LA FILLE DE L’EAU

Après une chute de pédalo, un jeune homme se retrouve sur la propriété d’un défunt architecte et va venir fissurer le quotidien trop lisse de la famille. Un huis-clos intelligent et sensible.

Membre fondateur en 2000 des éditions L’Employé du moi, le Suisse Sacha Goerg réalise ici un long one-shot de 200 pages. Tout commence pour le lecteur lorsqu’un jeune homme trempé débarque au pied d’une belle maison d’architecte après un accident de pédalo. Là il fait la connaissance des habitants de lieux – Sonia, la propriétaire, veuve d’un célèbre sculpteur, son fils Mattew, ado de 15 ans qui se cherche – et de quelques hôtes du moment.

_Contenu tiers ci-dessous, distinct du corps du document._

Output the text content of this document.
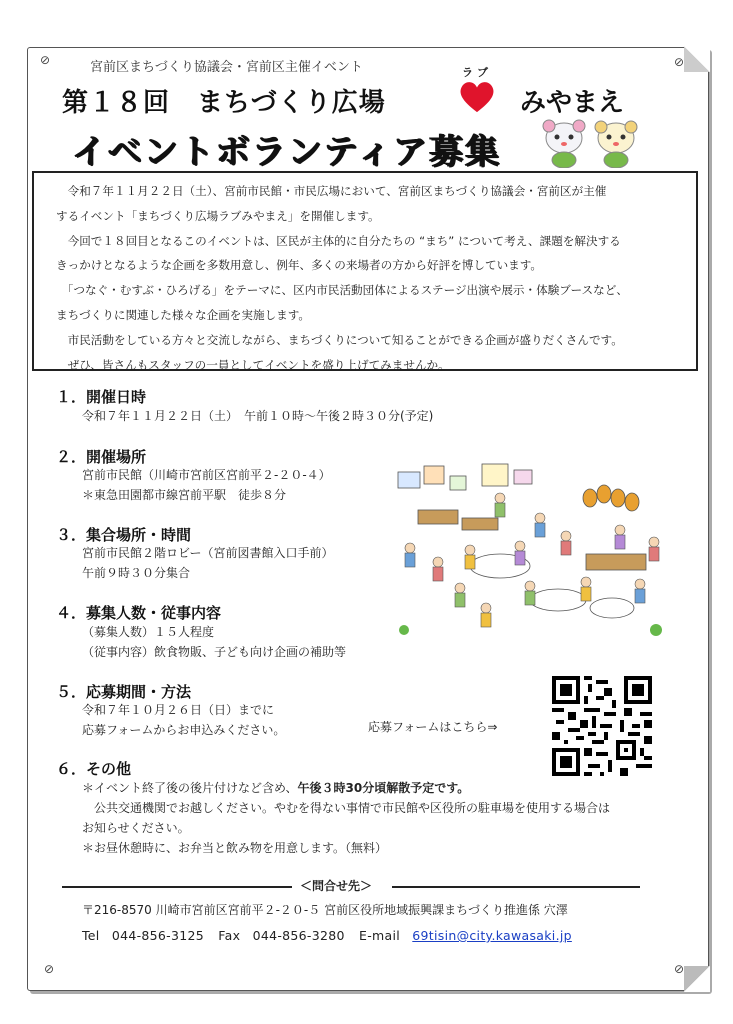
⊘	⊘
⊘	⊘
宮前区まちづくり協議会・宮前区主催イベント
第１８回　まちづくり広場
ラブ
みやまえ
イベントボランティア募集

　令和７年１１月２２日（土）、宮前市民館・市民広場において、宮前区まちづくり協議会・宮前区が主催

するイベント「まちづくり広場ラブみやまえ」を開催します。

　今回で１８回目となるこのイベントは、区民が主体的に自分たちの “まち” について考え、課題を解決する

きっかけとなるような企画を多数用意し、例年、多くの来場者の方から好評を博しています。

　「つなぐ・むすぶ・ひろげる」をテーマに、区内市民活動団体によるステージ出演や展示・体験ブースなど、

まちづくりに関連した様々な企画を実施します。

　市民活動をしている方々と交流しながら、まちづくりについて知ることができる企画が盛りだくさんです。

　ぜひ、皆さんもスタッフの一員としてイベントを盛り上げてみませんか。

１．開催日時
令和７年１１月２２日（土）　午前１０時～午後２時３０分(予定)
２．開催場所
宮前市民館（川崎市宮前区宮前平２-２０-４）
＊東急田園都市線宮前平駅　徒歩８分
３．集合場所・時間
宮前市民館２階ロビー（宮前図書館入口手前）
午前９時３０分集合
４．募集人数・従事内容
（募集人数）１５人程度
（従事内容）飲食物販、子ども向け企画の補助等
５．応募期間・方法
令和７年１０月２６日（日）までに
応募フォームからお申込みください。	応募フォームはこちら⇒
６．その他
＊イベント終了後の後片付けなど含め、午後３時30分頃解散予定です。
　公共交通機関でお越しください。やむを得ない事情で市民館や区役所の駐車場を使用する場合は
お知らせください。
＊お昼休憩時に、お弁当と飲み物を用意します。（無料）
＜問合せ先＞
〒216-8570 川崎市宮前区宮前平２-２０-５ 宮前区役所地域振興課まちづくり推進係 穴澤
Tel 044-856-3125 Fax 044-856-3280 E-mail 69tisin@city.kawasaki.jp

Mais la venue de cet inconnu qui se fait appeler Damien est-elle vraiment due au hasard?

A l’instar du dessin délicat à l’aquarelle sur lequel tranchent les aplats de couleurs vives des bâtiments conçus par le défunt architecte, « La fille de l’eau » est un roman graphique intimiste et sensible qui s’écoule lentement, donnant plus à sentir l’atmosphère des lieux et les sentiments des protagonistes qu’à ménager de grands rebondissements. Et pourtant, c’est à un tournant de leur vie qu’arrivent les personnages après avoir préféré se cacher derrière des masques et éviter de gratter la surface des choses pour ne pas voir ni dire la vérité en dessous, pour ne pas faire surgir les secrets enfouis. D’ailleurs ce n’est pas un hasard si avant de paraître en album, l’histoire a été prépubliée en partie sur le site du portail BD GrandPapier sous le titre de « Surface ».

Les cases libres, sans bordures, et les apparitions récurrentes du sculpteur disparu – sous la forme d’une silhouette noire et rondouillarde – posent sans cesse le récit à cheval entre la réalité et l’imaginaire, y compris jusqu’au dénouement final. L’ambiance est telle que cela fonctionne parfaitement. Un album puissant sur lequel on se laisse porter.